Né dans le Londres de la fin des années 1950, le mouvement Mod (pour Modernist) est bien plus qu’un courant de mode ou un style musical. C’est une culture urbaine qui a bouleversé la jeunesse britannique des années 60, en s'imposant comme un art de vivre à part entière, entre élégance raffinée, goût pour la modernité, et rébellion feutrée. Les premiers Mods sont issus de la classe ouvrière et moyenne. Ils rejettent les valeurs conservatrices de l’après-guerre, et veulent à tout prix se démarquer de la génération de leurs parents mais aussi des Teddy Boys, figures rock'n'roll plus brutes et rétro. Les Mods adoptent une posture plus urbaine, esthétique et intellectuelle, où chaque détail compte.
L’image est capitale pour les Mods. Leur style vestimentaire, directement inspiré de l’élégance italienne et française, se caractérise par des costumes cintrés, des chemises impeccables, des chaussures en cuir brillant, et des marques cultes comme Fred Perry, Ben Sherman ou Crombie. Le parka militaire M-51 devient leur signature, porté pour protéger leur look sur leurs scooters, car oui, l’allure passe aussi par la monture. Les Mods se déplacent exclusivement en Vespa ou Lambretta, symboles de liberté et de style. Ces scooters sont customisés à l’extrême : rétroviseurs multiples, chromes brillants, phares en série... C’est une façon d’affirmer leur identité moderne, et de rouler différemment du reste de la société. Lors du week-end de Pâques 1964 à Brighton, une bagarre mémorable, de centaines de Mods et de Rockers ont eut lieu, opposant ces deux jeunesses que tout semble séparer. Cette "bataille" spectaculaire, relayée par les journaux, a donné au mouvement une image de jeunesse incontrôlable. Pourtant, la plupart des jeunes présents ne faisaient que danser, boire et rouler, quelques bagarres ont suffi à créer la légende.

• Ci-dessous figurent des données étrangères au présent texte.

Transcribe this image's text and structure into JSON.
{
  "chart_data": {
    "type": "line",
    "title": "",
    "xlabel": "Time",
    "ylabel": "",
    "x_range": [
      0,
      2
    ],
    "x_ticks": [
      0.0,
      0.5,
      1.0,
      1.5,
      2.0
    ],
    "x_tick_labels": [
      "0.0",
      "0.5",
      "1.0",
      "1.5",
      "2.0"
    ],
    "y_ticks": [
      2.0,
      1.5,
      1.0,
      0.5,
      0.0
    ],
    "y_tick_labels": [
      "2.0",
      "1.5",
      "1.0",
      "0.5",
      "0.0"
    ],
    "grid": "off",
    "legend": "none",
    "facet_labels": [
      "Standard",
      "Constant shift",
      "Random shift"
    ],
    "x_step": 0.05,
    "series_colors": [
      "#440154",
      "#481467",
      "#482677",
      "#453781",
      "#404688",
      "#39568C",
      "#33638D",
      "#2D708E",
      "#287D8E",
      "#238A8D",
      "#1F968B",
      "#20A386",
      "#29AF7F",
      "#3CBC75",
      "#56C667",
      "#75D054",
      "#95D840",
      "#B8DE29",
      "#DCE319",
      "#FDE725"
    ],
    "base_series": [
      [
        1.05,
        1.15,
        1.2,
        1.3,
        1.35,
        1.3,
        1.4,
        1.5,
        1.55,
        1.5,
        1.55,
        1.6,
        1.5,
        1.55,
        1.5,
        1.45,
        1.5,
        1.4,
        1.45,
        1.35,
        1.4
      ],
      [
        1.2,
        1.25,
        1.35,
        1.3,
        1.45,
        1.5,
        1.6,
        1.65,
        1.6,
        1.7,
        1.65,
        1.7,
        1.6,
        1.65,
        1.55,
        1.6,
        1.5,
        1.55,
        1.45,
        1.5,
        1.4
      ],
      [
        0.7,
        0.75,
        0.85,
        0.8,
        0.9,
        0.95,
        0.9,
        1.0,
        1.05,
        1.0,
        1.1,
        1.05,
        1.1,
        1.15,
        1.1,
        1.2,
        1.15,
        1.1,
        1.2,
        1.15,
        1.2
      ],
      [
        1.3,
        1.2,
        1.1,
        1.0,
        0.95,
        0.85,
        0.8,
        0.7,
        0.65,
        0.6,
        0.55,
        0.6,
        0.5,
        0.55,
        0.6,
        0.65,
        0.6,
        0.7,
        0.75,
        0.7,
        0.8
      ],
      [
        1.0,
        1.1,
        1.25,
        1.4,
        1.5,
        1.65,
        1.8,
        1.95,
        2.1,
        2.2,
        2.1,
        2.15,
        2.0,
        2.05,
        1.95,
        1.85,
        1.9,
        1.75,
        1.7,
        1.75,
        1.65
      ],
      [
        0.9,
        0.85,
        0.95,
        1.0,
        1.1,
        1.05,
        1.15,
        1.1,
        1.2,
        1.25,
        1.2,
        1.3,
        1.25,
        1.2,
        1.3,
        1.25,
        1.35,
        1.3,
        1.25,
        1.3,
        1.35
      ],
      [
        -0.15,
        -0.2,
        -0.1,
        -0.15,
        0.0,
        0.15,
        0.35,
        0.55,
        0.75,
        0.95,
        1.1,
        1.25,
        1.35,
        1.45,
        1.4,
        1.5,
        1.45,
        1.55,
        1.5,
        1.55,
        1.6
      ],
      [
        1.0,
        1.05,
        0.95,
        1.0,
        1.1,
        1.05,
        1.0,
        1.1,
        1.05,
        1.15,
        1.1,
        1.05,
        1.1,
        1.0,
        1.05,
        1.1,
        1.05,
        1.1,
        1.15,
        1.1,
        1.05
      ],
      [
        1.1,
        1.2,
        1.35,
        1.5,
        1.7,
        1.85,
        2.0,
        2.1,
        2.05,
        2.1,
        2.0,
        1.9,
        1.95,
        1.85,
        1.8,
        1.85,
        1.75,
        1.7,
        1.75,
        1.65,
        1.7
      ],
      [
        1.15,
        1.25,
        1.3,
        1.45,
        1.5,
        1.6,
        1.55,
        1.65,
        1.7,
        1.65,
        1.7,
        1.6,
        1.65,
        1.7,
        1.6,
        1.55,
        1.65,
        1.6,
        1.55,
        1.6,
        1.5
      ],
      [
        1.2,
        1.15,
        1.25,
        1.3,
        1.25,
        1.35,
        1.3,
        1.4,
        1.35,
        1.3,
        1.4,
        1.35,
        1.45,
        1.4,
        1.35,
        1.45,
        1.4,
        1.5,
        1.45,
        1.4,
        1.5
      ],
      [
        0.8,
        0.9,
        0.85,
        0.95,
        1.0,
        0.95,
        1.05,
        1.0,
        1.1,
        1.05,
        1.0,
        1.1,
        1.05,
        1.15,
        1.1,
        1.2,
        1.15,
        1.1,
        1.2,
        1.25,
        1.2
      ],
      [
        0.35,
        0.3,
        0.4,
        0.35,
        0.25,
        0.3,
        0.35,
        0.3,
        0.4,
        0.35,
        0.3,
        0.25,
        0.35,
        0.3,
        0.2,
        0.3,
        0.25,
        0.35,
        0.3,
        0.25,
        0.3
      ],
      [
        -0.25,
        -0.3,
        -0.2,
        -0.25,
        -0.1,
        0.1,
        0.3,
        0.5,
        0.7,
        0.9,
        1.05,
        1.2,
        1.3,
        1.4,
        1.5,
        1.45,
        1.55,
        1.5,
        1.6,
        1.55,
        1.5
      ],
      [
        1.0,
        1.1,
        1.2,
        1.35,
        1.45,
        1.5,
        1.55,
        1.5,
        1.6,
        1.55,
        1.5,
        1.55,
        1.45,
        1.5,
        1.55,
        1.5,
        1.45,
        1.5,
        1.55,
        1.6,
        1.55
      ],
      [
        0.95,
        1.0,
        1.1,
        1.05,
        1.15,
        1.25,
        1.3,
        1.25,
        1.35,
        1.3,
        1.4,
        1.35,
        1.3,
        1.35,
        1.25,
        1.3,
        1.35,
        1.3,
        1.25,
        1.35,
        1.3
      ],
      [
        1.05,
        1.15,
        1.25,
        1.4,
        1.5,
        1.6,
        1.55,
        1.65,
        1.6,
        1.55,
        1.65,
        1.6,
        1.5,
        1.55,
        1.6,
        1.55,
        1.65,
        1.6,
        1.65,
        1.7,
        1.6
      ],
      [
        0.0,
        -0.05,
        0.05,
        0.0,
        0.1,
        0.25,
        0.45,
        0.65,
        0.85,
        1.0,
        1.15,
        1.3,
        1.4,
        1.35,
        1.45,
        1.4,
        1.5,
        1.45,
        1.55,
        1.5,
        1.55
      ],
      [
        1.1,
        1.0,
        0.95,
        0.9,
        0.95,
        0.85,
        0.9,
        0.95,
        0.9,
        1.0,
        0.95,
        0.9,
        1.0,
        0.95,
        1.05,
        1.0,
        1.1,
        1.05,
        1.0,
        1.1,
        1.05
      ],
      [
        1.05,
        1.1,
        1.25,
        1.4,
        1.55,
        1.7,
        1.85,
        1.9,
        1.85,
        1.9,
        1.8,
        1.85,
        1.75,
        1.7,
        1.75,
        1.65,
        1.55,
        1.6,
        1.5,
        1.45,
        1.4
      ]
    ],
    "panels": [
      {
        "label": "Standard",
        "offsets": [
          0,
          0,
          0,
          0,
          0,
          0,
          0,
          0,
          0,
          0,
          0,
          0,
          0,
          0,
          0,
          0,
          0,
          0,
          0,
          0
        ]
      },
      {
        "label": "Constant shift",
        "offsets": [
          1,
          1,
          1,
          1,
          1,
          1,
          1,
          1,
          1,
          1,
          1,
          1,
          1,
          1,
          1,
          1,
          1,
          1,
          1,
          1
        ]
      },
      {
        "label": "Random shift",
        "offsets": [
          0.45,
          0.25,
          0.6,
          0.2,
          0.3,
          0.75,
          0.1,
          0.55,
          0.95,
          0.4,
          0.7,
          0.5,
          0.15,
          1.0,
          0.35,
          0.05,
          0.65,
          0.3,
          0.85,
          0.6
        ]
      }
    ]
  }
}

Musicalement, les Mods sont d’abord attirés par le jazz moderne, puis par le rhythm and blues, la soul, le ska jamaïcain, la musique Motown. Rapidement, le rock britannique s’en empare. Des groupes comme The Who, The Small Faces, The Kinks ou The Action deviennent les héros de cette génération, souvent très jeunes, dansante et hyper stylée. Les Mods avaient un goût très pointu pour la musique. Certains allaient jusqu’à importer des 45 tours de soul américaine inconnus en Europe, qu’ils passaient ensuite dans les clubs. Leur exigence a posé les bases de ce qu’on appelle aujourd’hui le digging qui est la recherche obsessionnelle de pépites musicales rares. Dans les années 60, la BBC ne diffusait presque pas les morceaux préférés des Mods, jugés trop "ethniques" ou "populaires". Résultat, les Mods se sont tournés vers des radios pirates comme Radio Caroline, qui diffusaient depuis des bateaux en mer, hors des eaux territoriales. Une vraie guerre de fréquences, menée pour la musique !
Être Mod, c’est adopter une attitude hédoniste, exigeante, soignée, sans pour autant tomber dans la délinquance. Les Mods aiment la nuit, les clubs, les virées en scooter, les disquaires, les cafés chics, et les sons venus d’ailleurs. C’est une contre-culture chic, exigeante, souvent passionnée de modernité et d’esthétique. Un vrai Mod pouvait passer plus de 30 minutes à cirer ses chaussures avant de sortir. Pourquoi ? Parce que l’image que tu projetais, des pieds à la tête, définissait ton rang social dans le groupe. Des chaussures mal entretenues ? Tu risquais d’être considéré comme un "wannabe" ou un amateur. Certains Mods, obsédés par l’élégance, emportaient deux chemises pour une soirée : une pour danser, une propre pour rentrer. D'autres faisaient repasser leurs jeans après chaque port, pour qu’ils gardent la pliure parfaite. Être Mod, c’était une discipline quotidienne, pas juste une pose.
Le mouvement connaîtra un revival dans les années 70-80 avec The Jam et Paul Weller comme figures de proue.
Le film "Quadrophenia" (1979), inspiré par l’album des Who, est sans doute le plus bel hommage à cette culture. Depuis, le style Mod a influencé des générations de stylistes, musiciens et artistes. Il plane encore aujourd’hui dans certains courants de la pop britannique, du streetwear rétro ou des scooters clubs passionnés.